The survey reveals that 77 per cent of motorists understand that properly inflated tires improve fuel economy, reduce vehicle emissions and protect the environment. Additionally, 62 per cent recognize the role of proper tire inflation in optimizing EV range.

The survey also indicates a rising interest in EVs, with 36 per cent of drivers considering an EV for their next purchase. This figure rises to 48 per cent among drivers aged 18 to 34.

High fuel prices and the cost-of-living crisis are affecting summer driving plans, with 58 per cent of drivers likely to cancel or limit road trips due to financial pressures. This concern is more pronounced among younger drivers, with 66 per cent of those aged 18 to 34 and 62 per cent of those aged 35 to 54 feeling the pinch.

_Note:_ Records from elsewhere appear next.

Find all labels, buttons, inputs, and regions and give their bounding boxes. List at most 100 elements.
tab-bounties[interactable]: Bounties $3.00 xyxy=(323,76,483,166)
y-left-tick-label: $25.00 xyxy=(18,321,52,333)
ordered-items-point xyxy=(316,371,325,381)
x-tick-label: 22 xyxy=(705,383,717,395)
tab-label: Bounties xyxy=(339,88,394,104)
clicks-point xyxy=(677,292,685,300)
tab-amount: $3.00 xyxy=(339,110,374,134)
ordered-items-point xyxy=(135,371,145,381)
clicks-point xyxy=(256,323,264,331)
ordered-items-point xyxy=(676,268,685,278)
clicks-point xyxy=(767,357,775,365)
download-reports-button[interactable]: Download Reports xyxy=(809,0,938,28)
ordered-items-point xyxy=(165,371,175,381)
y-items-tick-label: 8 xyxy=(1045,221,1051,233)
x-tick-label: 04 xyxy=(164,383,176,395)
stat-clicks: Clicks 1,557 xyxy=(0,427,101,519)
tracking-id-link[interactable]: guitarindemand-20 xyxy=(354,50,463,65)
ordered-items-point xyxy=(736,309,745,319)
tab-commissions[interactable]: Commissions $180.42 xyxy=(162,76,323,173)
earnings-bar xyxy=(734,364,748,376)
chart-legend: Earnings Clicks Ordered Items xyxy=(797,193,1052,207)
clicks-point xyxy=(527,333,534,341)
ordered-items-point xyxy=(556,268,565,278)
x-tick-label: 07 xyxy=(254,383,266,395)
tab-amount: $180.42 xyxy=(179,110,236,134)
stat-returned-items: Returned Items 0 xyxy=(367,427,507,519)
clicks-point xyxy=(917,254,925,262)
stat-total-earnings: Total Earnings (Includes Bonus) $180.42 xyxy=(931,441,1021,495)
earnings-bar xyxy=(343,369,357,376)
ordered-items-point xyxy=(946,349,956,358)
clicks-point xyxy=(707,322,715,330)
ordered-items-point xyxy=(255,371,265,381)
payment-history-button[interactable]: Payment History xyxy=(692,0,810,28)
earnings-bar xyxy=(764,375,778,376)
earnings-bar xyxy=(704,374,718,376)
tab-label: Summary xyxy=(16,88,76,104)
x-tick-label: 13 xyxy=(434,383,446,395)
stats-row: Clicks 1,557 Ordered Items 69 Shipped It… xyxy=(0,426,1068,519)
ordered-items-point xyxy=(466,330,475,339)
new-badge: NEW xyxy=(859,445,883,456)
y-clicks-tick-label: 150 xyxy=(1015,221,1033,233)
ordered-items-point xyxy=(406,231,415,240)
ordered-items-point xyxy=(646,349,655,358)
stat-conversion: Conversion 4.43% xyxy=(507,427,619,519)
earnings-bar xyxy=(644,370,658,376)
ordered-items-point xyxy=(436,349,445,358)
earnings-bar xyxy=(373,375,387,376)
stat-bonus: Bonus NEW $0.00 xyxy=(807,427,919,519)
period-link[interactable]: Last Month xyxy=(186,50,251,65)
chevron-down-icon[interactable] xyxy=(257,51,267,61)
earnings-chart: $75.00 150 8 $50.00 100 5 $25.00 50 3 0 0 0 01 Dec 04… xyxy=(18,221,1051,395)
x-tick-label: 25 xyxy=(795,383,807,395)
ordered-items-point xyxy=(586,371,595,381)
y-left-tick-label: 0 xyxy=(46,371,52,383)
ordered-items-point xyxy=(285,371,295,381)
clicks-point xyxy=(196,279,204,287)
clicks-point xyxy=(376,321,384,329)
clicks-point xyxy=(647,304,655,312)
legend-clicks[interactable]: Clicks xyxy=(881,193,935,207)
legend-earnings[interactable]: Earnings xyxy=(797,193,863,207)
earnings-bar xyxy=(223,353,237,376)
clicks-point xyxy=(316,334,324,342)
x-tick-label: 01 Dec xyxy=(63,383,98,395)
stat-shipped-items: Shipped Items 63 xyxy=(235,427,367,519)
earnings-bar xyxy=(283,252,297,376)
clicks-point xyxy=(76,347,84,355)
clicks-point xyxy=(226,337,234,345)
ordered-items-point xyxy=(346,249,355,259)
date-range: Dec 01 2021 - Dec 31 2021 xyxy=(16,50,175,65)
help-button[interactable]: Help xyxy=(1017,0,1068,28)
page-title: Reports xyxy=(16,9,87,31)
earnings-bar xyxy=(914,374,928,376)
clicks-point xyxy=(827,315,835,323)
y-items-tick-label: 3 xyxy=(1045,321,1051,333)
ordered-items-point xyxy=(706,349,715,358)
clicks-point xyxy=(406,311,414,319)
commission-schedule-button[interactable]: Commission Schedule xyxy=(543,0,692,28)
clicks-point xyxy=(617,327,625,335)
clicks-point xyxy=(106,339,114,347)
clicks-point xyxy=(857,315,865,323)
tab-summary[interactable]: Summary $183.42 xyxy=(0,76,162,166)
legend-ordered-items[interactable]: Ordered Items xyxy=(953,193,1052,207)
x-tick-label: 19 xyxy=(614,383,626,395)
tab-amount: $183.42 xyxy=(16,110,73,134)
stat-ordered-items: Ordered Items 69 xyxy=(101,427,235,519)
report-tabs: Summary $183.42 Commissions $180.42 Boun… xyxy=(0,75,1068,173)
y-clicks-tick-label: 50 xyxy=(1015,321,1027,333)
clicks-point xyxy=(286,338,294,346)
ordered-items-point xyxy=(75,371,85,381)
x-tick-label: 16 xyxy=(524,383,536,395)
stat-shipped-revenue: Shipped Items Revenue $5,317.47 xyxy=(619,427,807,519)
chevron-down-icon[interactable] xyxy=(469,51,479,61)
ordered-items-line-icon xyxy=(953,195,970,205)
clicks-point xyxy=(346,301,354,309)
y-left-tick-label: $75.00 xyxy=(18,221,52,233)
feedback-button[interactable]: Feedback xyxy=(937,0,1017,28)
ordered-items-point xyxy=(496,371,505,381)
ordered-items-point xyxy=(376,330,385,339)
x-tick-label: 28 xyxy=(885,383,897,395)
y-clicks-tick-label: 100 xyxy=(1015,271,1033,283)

“Canadian motorists are well aware of the crucial role tire maintenance plays in optimizing efficiency and EV range,” said Carol Hochu, president of TRAC. “However, our findings reveal a pressing need for more education about how to do tire care right. This is especially true among younger drivers, who show a heightened interest in EVs but lack essential tire maintenance knowledge.”

Here are other key findings from the TRAC study:

  • 81 per cent believe that high living costs make proper tire inflation more important than ever
  • 95 per cent understand that proper tire inflation is essential to vehicle safety

Despite high awareness, there are significant gaps in knowledge about proper tire inflation, particularly among younger drivers:

  • Only 24 per cent of drivers check tire inflation pressures monthly as recommended, dropping to 18 per cent among drivers aged 18 to 34.
  • 62 per cent are unaware that inflation pressures should be measured when tires are cold, increasing to 69 per cent among younger drivers.
  • 32 per cent mistakenly refer to the air pressure stamped on the tire’s sidewall, which is the maximum pressure, not the recommended level.
  • 12 per cent rely on visual inspections or do not know how to determine proper tire inflation, rising to 19 per cent among younger drivers.

Industry studies, TRAC noted, show that properly inflated tires can improve gas mileage by 0.6 per cent on average, with potential increases up to 3 per cent. Underinflated tires can lower gas mileage by 0.2 per cent for each 1 PSI drop in pressure.